Polymer nanocomposites have found wide industrial applications, necessitating optimal mechanical and fracture properties evaluation, traditionally done through costly experimental methods. This study employs machine learning, particularly XGBoost, to predict properties like tensile and fracture properties swiftly, aiding material innovation across industries. The research investigates unvulcanized and vulcanized polypropylene (PP)/ethylene propylene diene monomer (EPDM) reinforced with clay and halloysite nanoparticles (HNT), analyzing fracture properties via essential work of fracture (EWF). Experimental design selects tests, and an XGBoost model predicts tensile strength and modulus, strain at break, EWF, and non‐EWF based on EPDM and nanoparticle percentages, composite and nanoparticle types.
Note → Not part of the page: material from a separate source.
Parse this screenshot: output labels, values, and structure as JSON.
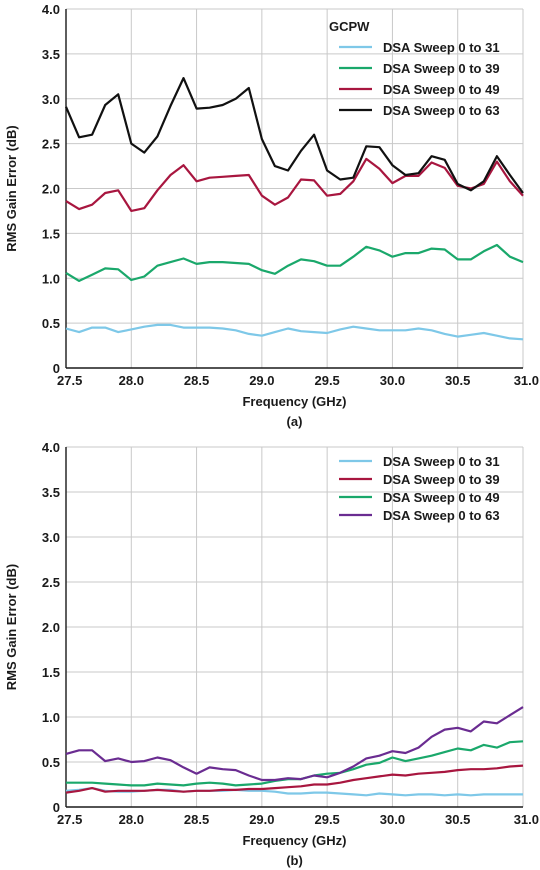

The model accurately predicts tensile strength and modulus but less so for strain at break, EWF, and non‐EWF. Mean Absolute Percentage Error values for training/test are 0.49/1.21, 1.05/1.55, 34.21/42.76, 3.02/14.35, and 2.89/3.78, with determination coefficients of 0.99/0.98, 0.99/0.97, 0.97/0.91, 0.97/0.79, and 0.92/0.73. Nanoparticles mainly affect outputs, with EPDM secondarily impactful, while composite and nanoparticle types exhibit similar significance. The best‐performing polymer nanocomposite is a dynamically vulcanized one containing 10 wt% EPDM and 3 wt% clay, achieving tensile strength of 25.070 MPa, tensile modulus of 261.170 MPa, EWF of 75.300 N/mm, and non‐EWF of 10.150 N/mm2.Highlights
The effects of ethylene propylene diene monomer (EPDM), clay and halloysite nanoparticles on the mechanics of polypropylene‐based nanocomposites.
Essential work of fracture (EWF) was used to study the fracture properties.
Machine learning was employed to predict all mechanical characteristics.
The vulcanization process improved all mechanical characteristics.
The best compound: vulcanized one containing 10 wt% EPDM and 3 wt% clay.